Adaptive Statistical Learning with Bayesian Differential Privacy

2 Nov 2019  ·  Jun Zhao ·

In statistical learning, a dataset is often partitioned into two parts: the training set and the holdout (i.e., testing) set. For instance, the training set is used to learn a predictor, and then the holdout set is used for estimating the accuracy of the predictor on the true distribution. However, often in practice, the holdout dataset is reused and the estimates tested on the holdout dataset are chosen adaptively based on the results of prior estimates, leading to that the predictor may become dependent of the holdout set. Hence, overfitting may occur, and the learned models may not generalize well to the unseen datasets.
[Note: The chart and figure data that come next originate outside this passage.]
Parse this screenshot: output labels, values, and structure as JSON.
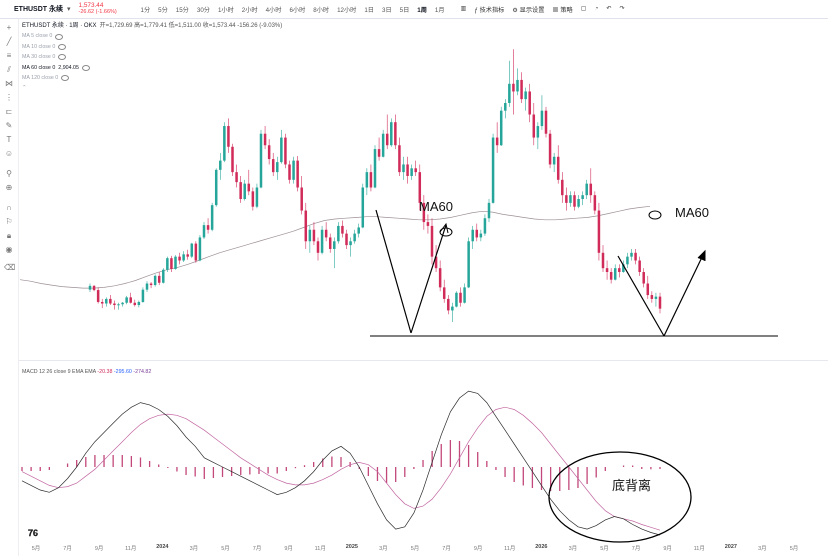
{
  "header": {
    "symbol": "ETHUSDT 永续",
    "price": "1,573.44",
    "change": "-26.62 (-1.66%)",
    "intervals": [
      "1分",
      "5分",
      "15分",
      "30分",
      "1小时",
      "2小时",
      "4小时",
      "6小时",
      "8小时",
      "12小时",
      "1日",
      "3日",
      "5日",
      "1周",
      "1月"
    ],
    "active_interval": "1周",
    "tools": [
      "技术指标",
      "显示设置",
      "策略"
    ],
    "icons": [
      "candles-icon",
      "indicators-icon",
      "settings-icon",
      "layout-icon",
      "alert-icon",
      "undo-icon",
      "redo-icon"
    ]
  },
  "legend": {
    "main": "ETHUSDT 永续 · 1周 · OKX",
    "ohlc": "开=1,729.69  高=1,779.41  低=1,511.00  收=1,573.44  -156.26 (-9.03%)",
    "ma_rows": [
      {
        "label": "MA 5 close 0"
      },
      {
        "label": "MA 10 close 0"
      },
      {
        "label": "MA 30 close 0"
      },
      {
        "label": "MA 60 close 0",
        "value": "2,904.05"
      },
      {
        "label": "MA 120 close 0"
      }
    ]
  },
  "macd_legend": {
    "label": "MACD 12 26 close 9 EMA EMA",
    "hist": "-20.38",
    "macd": "-295.60",
    "signal": "-274.82"
  },
  "annotations": {
    "ma60_a": "MA60",
    "ma60_b": "MA60",
    "divergence": "底背离"
  },
  "x_axis": [
    {
      "label": "5月",
      "bold": false
    },
    {
      "label": "7月",
      "bold": false
    },
    {
      "label": "9月",
      "bold": false
    },
    {
      "label": "11月",
      "bold": false
    },
    {
      "label": "2024",
      "bold": true
    },
    {
      "label": "3月",
      "bold": false
    },
    {
      "label": "5月",
      "bold": false
    },
    {
      "label": "7月",
      "bold": false
    },
    {
      "label": "9月",
      "bold": false
    },
    {
      "label": "11月",
      "bold": false
    },
    {
      "label": "2025",
      "bold": true
    },
    {
      "label": "3月",
      "bold": false
    },
    {
      "label": "5月",
      "bold": false
    },
    {
      "label": "7月",
      "bold": false
    },
    {
      "label": "9月",
      "bold": false
    },
    {
      "label": "11月",
      "bold": false
    },
    {
      "label": "2026",
      "bold": true
    },
    {
      "label": "3月",
      "bold": false
    },
    {
      "label": "5月",
      "bold": false
    },
    {
      "label": "7月",
      "bold": false
    },
    {
      "label": "9月",
      "bold": false
    },
    {
      "label": "11月",
      "bold": false
    },
    {
      "label": "2027",
      "bold": true
    },
    {
      "label": "3月",
      "bold": false
    },
    {
      "label": "5月",
      "bold": false
    }
  ],
  "chart_data": {
    "type": "candlestick",
    "colors": {
      "up": "#26a69a",
      "down": "#d12b59",
      "ma60": "#9c8f96",
      "macd_line": "#2b2b2b",
      "signal_line": "#c266a0",
      "hist": "#c2477a",
      "annotation": "#000000"
    },
    "candles": [
      [
        1820,
        1900,
        1790,
        1870
      ],
      [
        1870,
        1880,
        1800,
        1815
      ],
      [
        1815,
        1850,
        1640,
        1660
      ],
      [
        1660,
        1700,
        1580,
        1640
      ],
      [
        1640,
        1720,
        1600,
        1700
      ],
      [
        1700,
        1750,
        1620,
        1640
      ],
      [
        1640,
        1680,
        1560,
        1620
      ],
      [
        1620,
        1650,
        1560,
        1630
      ],
      [
        1630,
        1660,
        1600,
        1650
      ],
      [
        1650,
        1740,
        1630,
        1720
      ],
      [
        1720,
        1780,
        1640,
        1650
      ],
      [
        1650,
        1690,
        1600,
        1620
      ],
      [
        1620,
        1680,
        1590,
        1660
      ],
      [
        1660,
        1850,
        1650,
        1820
      ],
      [
        1820,
        1930,
        1790,
        1900
      ],
      [
        1900,
        1920,
        1840,
        1880
      ],
      [
        1880,
        2020,
        1860,
        2000
      ],
      [
        2000,
        2050,
        1880,
        1910
      ],
      [
        1910,
        2100,
        1900,
        2080
      ],
      [
        2080,
        2250,
        2050,
        2230
      ],
      [
        2230,
        2260,
        2050,
        2090
      ],
      [
        2090,
        2270,
        2080,
        2250
      ],
      [
        2250,
        2300,
        2150,
        2200
      ],
      [
        2200,
        2320,
        2180,
        2280
      ],
      [
        2280,
        2340,
        2210,
        2250
      ],
      [
        2250,
        2430,
        2230,
        2420
      ],
      [
        2420,
        2450,
        2170,
        2200
      ],
      [
        2200,
        2530,
        2190,
        2500
      ],
      [
        2500,
        2700,
        2480,
        2660
      ],
      [
        2660,
        2750,
        2550,
        2600
      ],
      [
        2600,
        2950,
        2580,
        2920
      ],
      [
        2920,
        3400,
        2900,
        3380
      ],
      [
        3380,
        3600,
        3250,
        3500
      ],
      [
        3500,
        4000,
        3480,
        3950
      ],
      [
        3950,
        4050,
        3600,
        3680
      ],
      [
        3680,
        3720,
        3300,
        3350
      ],
      [
        3350,
        3450,
        3150,
        3220
      ],
      [
        3220,
        3300,
        2950,
        3000
      ],
      [
        3000,
        3250,
        2980,
        3200
      ],
      [
        3200,
        3380,
        3050,
        3100
      ],
      [
        3100,
        3150,
        2850,
        2900
      ],
      [
        2900,
        3200,
        2880,
        3150
      ],
      [
        3150,
        3900,
        3140,
        3850
      ],
      [
        3850,
        3950,
        3650,
        3700
      ],
      [
        3700,
        3780,
        3450,
        3520
      ],
      [
        3520,
        3600,
        3300,
        3350
      ],
      [
        3350,
        3550,
        3250,
        3480
      ],
      [
        3480,
        3900,
        3460,
        3800
      ],
      [
        3800,
        3850,
        3400,
        3450
      ],
      [
        3450,
        3500,
        3200,
        3250
      ],
      [
        3250,
        3550,
        3200,
        3500
      ],
      [
        3500,
        3560,
        3100,
        3150
      ],
      [
        3150,
        3300,
        2800,
        2850
      ],
      [
        2850,
        2950,
        2350,
        2450
      ],
      [
        2450,
        2650,
        2300,
        2600
      ],
      [
        2600,
        2700,
        2400,
        2450
      ],
      [
        2450,
        2500,
        2200,
        2300
      ],
      [
        2300,
        2650,
        2280,
        2600
      ],
      [
        2600,
        2700,
        2450,
        2500
      ],
      [
        2500,
        2550,
        2300,
        2350
      ],
      [
        2350,
        2500,
        2100,
        2450
      ],
      [
        2450,
        2700,
        2420,
        2650
      ],
      [
        2650,
        2720,
        2500,
        2550
      ],
      [
        2550,
        2600,
        2350,
        2400
      ],
      [
        2400,
        2500,
        2250,
        2450
      ],
      [
        2450,
        2600,
        2420,
        2550
      ],
      [
        2550,
        2680,
        2500,
        2630
      ],
      [
        2630,
        3200,
        2620,
        3150
      ],
      [
        3150,
        3400,
        3050,
        3350
      ],
      [
        3350,
        3450,
        3100,
        3150
      ],
      [
        3150,
        3700,
        3140,
        3650
      ],
      [
        3650,
        3800,
        3500,
        3550
      ],
      [
        3550,
        3900,
        3540,
        3850
      ],
      [
        3850,
        4100,
        3650,
        3700
      ],
      [
        3700,
        4050,
        3680,
        4000
      ],
      [
        4000,
        4100,
        3650,
        3700
      ],
      [
        3700,
        3800,
        3300,
        3350
      ],
      [
        3350,
        3550,
        3250,
        3450
      ],
      [
        3450,
        3550,
        3200,
        3300
      ],
      [
        3300,
        3450,
        3250,
        3400
      ],
      [
        3400,
        3500,
        3300,
        3350
      ],
      [
        3350,
        3450,
        2850,
        2950
      ],
      [
        2950,
        3050,
        2600,
        2700
      ],
      [
        2700,
        2800,
        2550,
        2650
      ],
      [
        2650,
        2750,
        2150,
        2250
      ],
      [
        2250,
        2400,
        2050,
        2100
      ],
      [
        2100,
        2200,
        1800,
        1850
      ],
      [
        1850,
        1950,
        1650,
        1700
      ],
      [
        1700,
        1750,
        1500,
        1550
      ],
      [
        1550,
        1650,
        1400,
        1600
      ],
      [
        1600,
        1800,
        1590,
        1780
      ],
      [
        1780,
        1850,
        1600,
        1650
      ],
      [
        1650,
        1900,
        1640,
        1850
      ],
      [
        1850,
        2500,
        1840,
        2450
      ],
      [
        2450,
        2650,
        2350,
        2600
      ],
      [
        2600,
        2680,
        2450,
        2500
      ],
      [
        2500,
        2600,
        2450,
        2550
      ],
      [
        2550,
        2800,
        2520,
        2750
      ],
      [
        2750,
        3000,
        2700,
        2950
      ],
      [
        2950,
        3850,
        2940,
        3800
      ],
      [
        3800,
        4000,
        3600,
        3700
      ],
      [
        3700,
        4200,
        3690,
        4150
      ],
      [
        4150,
        4300,
        4050,
        4250
      ],
      [
        4250,
        4800,
        4200,
        4500
      ],
      [
        4500,
        4950,
        4100,
        4400
      ],
      [
        4400,
        4700,
        4350,
        4550
      ],
      [
        4550,
        4650,
        4250,
        4300
      ],
      [
        4300,
        4450,
        4150,
        4400
      ],
      [
        4400,
        4500,
        4000,
        4100
      ],
      [
        4100,
        4250,
        3700,
        3800
      ],
      [
        3800,
        4000,
        3650,
        3950
      ],
      [
        3950,
        4350,
        3900,
        4150
      ],
      [
        4150,
        4200,
        3800,
        3850
      ],
      [
        3850,
        3900,
        3400,
        3450
      ],
      [
        3450,
        3600,
        3350,
        3550
      ],
      [
        3550,
        3700,
        3200,
        3250
      ],
      [
        3250,
        3350,
        2950,
        3050
      ],
      [
        3050,
        3150,
        2850,
        2950
      ],
      [
        2950,
        3100,
        2900,
        3050
      ],
      [
        3050,
        3100,
        2850,
        2900
      ],
      [
        2900,
        3050,
        2880,
        3000
      ],
      [
        3000,
        3100,
        2920,
        3050
      ],
      [
        3050,
        3250,
        3000,
        3200
      ],
      [
        3200,
        3400,
        2950,
        3050
      ],
      [
        3050,
        3100,
        2800,
        2850
      ],
      [
        2850,
        2950,
        2200,
        2300
      ],
      [
        2300,
        2400,
        2050,
        2100
      ],
      [
        2100,
        2200,
        1950,
        2050
      ],
      [
        2050,
        2100,
        1900,
        1950
      ],
      [
        1950,
        2150,
        1940,
        2100
      ],
      [
        2100,
        2150,
        1980,
        2050
      ],
      [
        2050,
        2200,
        2040,
        2150
      ],
      [
        2150,
        2300,
        2100,
        2250
      ],
      [
        2250,
        2350,
        2200,
        2300
      ],
      [
        2300,
        2350,
        2150,
        2200
      ],
      [
        2200,
        2250,
        2000,
        2050
      ],
      [
        2050,
        2100,
        1850,
        1900
      ],
      [
        1900,
        2000,
        1700,
        1750
      ],
      [
        1750,
        1800,
        1650,
        1700
      ],
      [
        1700,
        1780,
        1600,
        1729.69
      ],
      [
        1729.69,
        1779.41,
        1511.0,
        1573.44
      ]
    ],
    "ma60": [
      1950,
      1930,
      1900,
      1880,
      1860,
      1850,
      1840,
      1840,
      1850,
      1870,
      1900,
      1940,
      1990,
      2040,
      2080,
      2110,
      2150,
      2200,
      2250,
      2300,
      2340,
      2380,
      2420,
      2460,
      2500,
      2540,
      2580,
      2630,
      2680,
      2720,
      2740,
      2750,
      2760,
      2770,
      2770,
      2760,
      2750,
      2740,
      2730,
      2730,
      2740,
      2760,
      2790,
      2820,
      2840,
      2830,
      2800,
      2780,
      2760,
      2740,
      2730,
      2730,
      2740,
      2750,
      2760,
      2780,
      2810,
      2840,
      2870,
      2890,
      2905
    ],
    "macd": [
      -60,
      -80,
      -100,
      -110,
      -90,
      -50,
      0,
      60,
      110,
      150,
      190,
      230,
      260,
      280,
      270,
      250,
      220,
      180,
      130,
      90,
      40,
      20,
      0,
      -20,
      -40,
      -60,
      -80,
      -100,
      -120,
      -110,
      -90,
      -60,
      -20,
      30,
      70,
      90,
      60,
      0,
      -80,
      -160,
      -230,
      -270,
      -260,
      -200,
      -100,
      20,
      140,
      240,
      300,
      330,
      320,
      280,
      220,
      160,
      100,
      40,
      -20,
      -80,
      -140,
      -190,
      -230,
      -260,
      -270,
      -255,
      -230,
      -215,
      -225,
      -250,
      -270,
      -285,
      -295.6
    ],
    "signal": [
      -20,
      -40,
      -60,
      -80,
      -90,
      -85,
      -70,
      -40,
      -10,
      30,
      70,
      110,
      150,
      185,
      210,
      225,
      230,
      225,
      210,
      185,
      160,
      130,
      100,
      70,
      40,
      15,
      -10,
      -35,
      -55,
      -70,
      -78,
      -78,
      -70,
      -55,
      -35,
      -10,
      10,
      20,
      10,
      -20,
      -70,
      -120,
      -160,
      -180,
      -170,
      -140,
      -90,
      -30,
      40,
      110,
      170,
      220,
      250,
      260,
      250,
      225,
      190,
      150,
      100,
      50,
      0,
      -50,
      -100,
      -150,
      -190,
      -215,
      -225,
      -235,
      -250,
      -262,
      -274.82
    ],
    "hist": [
      -40,
      -40,
      -40,
      -30,
      0,
      35,
      70,
      100,
      120,
      120,
      120,
      120,
      110,
      95,
      60,
      25,
      -10,
      -45,
      -80,
      -95,
      -120,
      -110,
      -100,
      -90,
      -80,
      -75,
      -70,
      -65,
      -65,
      -40,
      -12,
      18,
      50,
      85,
      105,
      100,
      50,
      -20,
      -90,
      -140,
      -160,
      -150,
      -100,
      -20,
      70,
      160,
      230,
      270,
      260,
      220,
      150,
      60,
      -30,
      -100,
      -150,
      -185,
      -210,
      -230,
      -240,
      -240,
      -230,
      -210,
      -170,
      -105,
      -40,
      0,
      15,
      15,
      -20,
      -23,
      -20.38
    ]
  }
}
Prior studies have established connections between the stability of a learning algorithm and its ability to generalize, but the traditional generalization is not robust to adaptive composition. Recently, Dwork et al. in NIPS, STOC, and Science 2015 show that the holdout dataset from i.i.d. data samples can be reused in adaptive statistical learning, if the estimates are perturbed and coordinated using techniques developed for differential privacy, which is a widely used notion to quantify privacy. Yet, the results of Dwork et al. are applicable to only the case of i.i.d. samples. In contrast, correlations between data samples exist because of various behavioral, social, and genetic relationships between users. Our results in adaptive statistical learning generalize the results of Dwork et al. for i.i.d. data samples to arbitrarily correlated data. Specifically, we show that the holdout dataset from correlated samples can be reused in adaptive statistical learning, if the estimates are perturbed and coordinated using techniques developed for Bayesian differential privacy, which is a privacy notion recently introduced by Yang et al. in SIGMOD 2015 to broaden the application scenarios of differential privacy when data records are correlated.